"Vecchi e vastasi" è un racconto su cosa ne facciamo di noi stessi, come ci trasformiamo, cosa ci perdiamo per strada fino a svegliarci una mattina con un corpo diverso, sconosciuto, ma anche diversi dentro. "Vecchi e Vastasi", eterni Adamo ed Eva, in cerca di un "paradiso" che non siamo capaci di goderci. I due personaggi sono liberamente ispirati alla prima scena del secondo atto di "San Giovanni Decollato" di Nino Marotglio. Sono archetipi esagerati, sempre uguali a se stessi, ma sempre attuali come può esserlo uno specchio dell’anima.
Herlaking
presenta
“V” VECCHI E VASTASI
di Cristina Coltelli e Daniele Tommasi da un'idea di Cristina Coltelli Con Marcella Colaianni e Cristina Coltelli e la Collaborazione Staordinaria di Angelo Ruoppolo Maschere Finbarr Ryan Musiche Antonio Guida Luci Daniele Collura Fonica Ciro Battaglia Regia Cristina Coltelli
24 GIUGNO ore 21:30 - TEATRO GARIBALDI APERTO (Palermo)

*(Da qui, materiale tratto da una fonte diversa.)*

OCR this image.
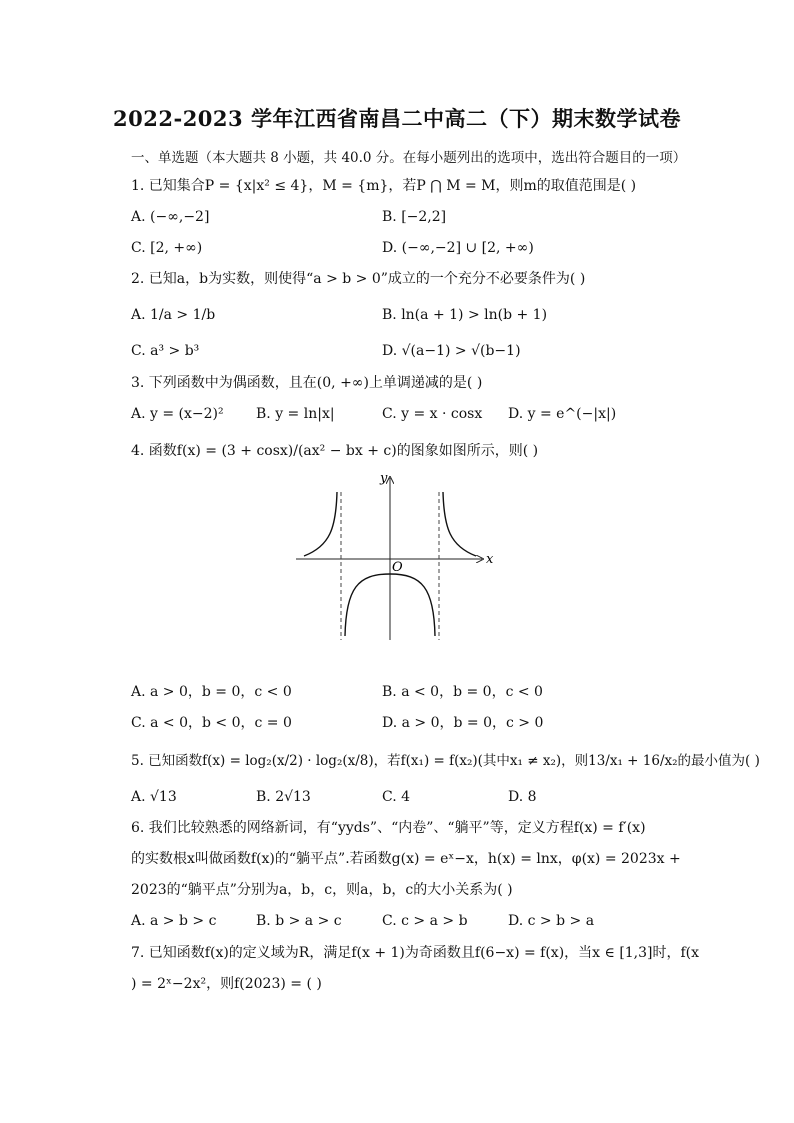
2022-2023 学年江西省南昌二中高二（下）期末数学试卷
一、单选题（本大题共 8 小题，共 40.0 分。在每小题列出的选项中，选出符合题目的一项）
1. 已知集合P = {x|x² ≤ 4}，M = {m}，若P ⋂ M = M，则m的取值范围是( )
A. (−∞,−2]	B. [−2,2]
C. [2, +∞)	D. (−∞,−2] ∪ [2, +∞)
2. 已知a，b为实数，则使得“a > b > 0”成立的一个充分不必要条件为( )
A. 1/a > 1/b	B. ln(a + 1) > ln(b + 1)
C. a³ > b³	D. √(a−1) > √(b−1)
3. 下列函数中为偶函数，且在(0, +∞)上单调递减的是( )
A. y = (x−2)² B. y = ln|x|	C. y = x · cosx D. y = e^(−|x|)
4. 函数f(x) = (3 + cosx)/(ax² − bx + c)的图象如图所示，则( )
x
y
O
A. a > 0，b = 0，c < 0	B. a < 0，b = 0，c < 0
C. a < 0，b < 0，c = 0	D. a > 0，b = 0，c > 0
5. 已知函数f(x) = log₂(x/2) · log₂(x/8)，若f(x₁) = f(x₂)(其中x₁ ≠ x₂)，则13/x₁ + 16/x₂的最小值为( )
A. √13	B. 2√13	C. 4	D. 8
6. 我们比较熟悉的网络新词，有“yyds”、“内卷”、“躺平”等，定义方程f(x) = f′(x)
的实数根x叫做函数f(x)的“躺平点”.若函数g(x) = eˣ−x，h(x) = lnx，φ(x) = 2023x +
2023的“躺平点”分别为a，b，c，则a，b，c的大小关系为( )
A. a > b > c	B. b > a > c	C. c > a > b	D. c > b > a
7. 已知函数f(x)的定义域为R，满足f(x + 1)为奇函数且f(6−x) = f(x)，当x ∈ [1,3]时，f(x
) = 2ˣ−2x²，则f(2023) = ( )
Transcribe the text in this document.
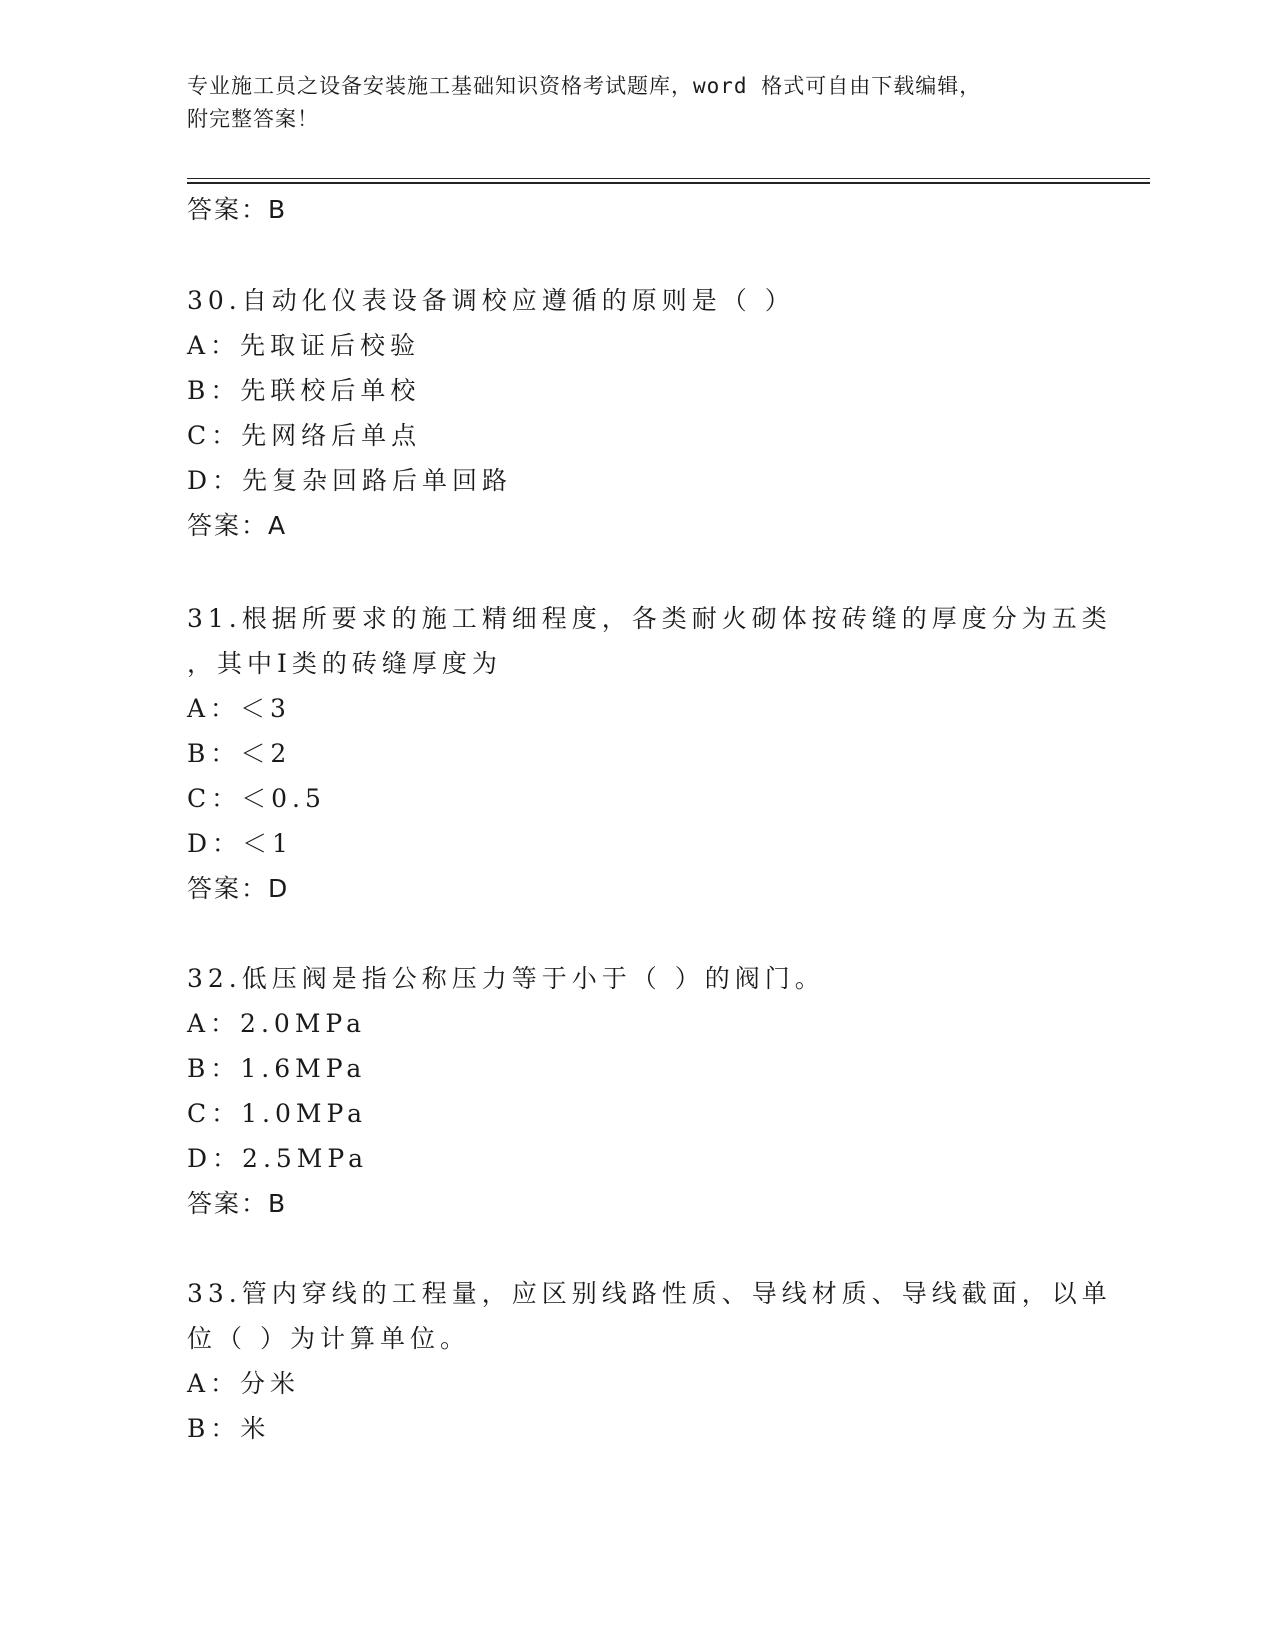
专业施工员之设备安装施工基础知识资格考试题库，word 格式可自由下载编辑，
附完整答案！
答案：B
30.自动化仪表设备调校应遵循的原则是（ ）
A：先取证后校验
B：先联校后单校
C：先网络后单点
D：先复杂回路后单回路
答案：A
31.根据所要求的施工精细程度，各类耐火砌体按砖缝的厚度分为五类
，其中Ⅰ类的砖缝厚度为
A：＜3
B：＜2
C：＜0.5
D：＜1
答案：D
32.低压阀是指公称压力等于小于（ ）的阀门。
A：2.0MPa
B：1.6MPa
C：1.0MPa
D：2.5MPa
答案：B
33.管内穿线的工程量，应区别线路性质、导线材质、导线截面，以单
位（ ）为计算单位。
A：分米
B：米
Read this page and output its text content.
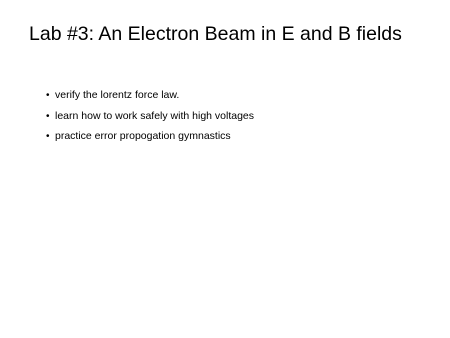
Lab #3: An Electron Beam in E and B fields
• verify the lorentz force law.
• learn how to work safely with high voltages
• practice error propogation gymnastics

Vastaso in dialetto siciliano vuol dire “uomo rozzo, non educato, facchino”. Nel corso dei tempi i siciliani ne hanno creato delle varianti a seconda della gravità della colpa: Vastaseddu, Vastasunazzu o Gran Vastasunazzo che sembra quasi un titolo di alta responsabilità all’interno di una setta massonica rurale. L’accezione è certamente negativa, tuttavia questo non impedì nel corso del '700, di battezzare col nome di Vastasate una particolare forma di rappresentazione teatrale diretta discendente (nella forma, nell’uso dei tipi fissi) dei Canovacci di Commedia dell’Arte classica. Il Vastaso è dunque deprecabile, in termini di ordine costituito, ma diviene specchio grottesco dell’umanità quando incontra la rappresentazione pubblica popolare, così come i buffoni, i fool, gli zanni e tutto il loro sconfinato repertorio di“oscenità”. VECCHI E VASTASI è un racconto su cosa ne facciamo di noi stessi, come ci trasformiamo, cosa ci perdiamo per strada fino a svegliarci una mattina con un corpo diverso, sconosciuto, ma anche diversi dentro. Vecchi e Vastasi, eterni Adamo ed Eva in cerca di un “paradiso” che non siamo capaci di goderci. I due personaggi sono liberamente ispirati alla prima scena del secondo atto di “San Giovanni Decollato” di Nino Marotglio. Sono archetipi esagerati, sempre uguali a se stessi, ma sempre attuali come può esserlo uno specchio dell’anima. Per scrivere la loro storia ho usato le maschere e soprattutto le tecniche della Commedia dell’Arte classica, così come la stessa scrittura di Martoglio suggerisce. Il mondo dei due vecchietti si snoda tra lazzi e tormentoni surreali, buffi e rassicuranti a volte, spiazzanti e senza pietà altre, con l’apporto di quello straordinario strumento di linguaggio che è la maschera che va a toccare corde antiche e che opera sui sensi prima ancora che sull’intelletto.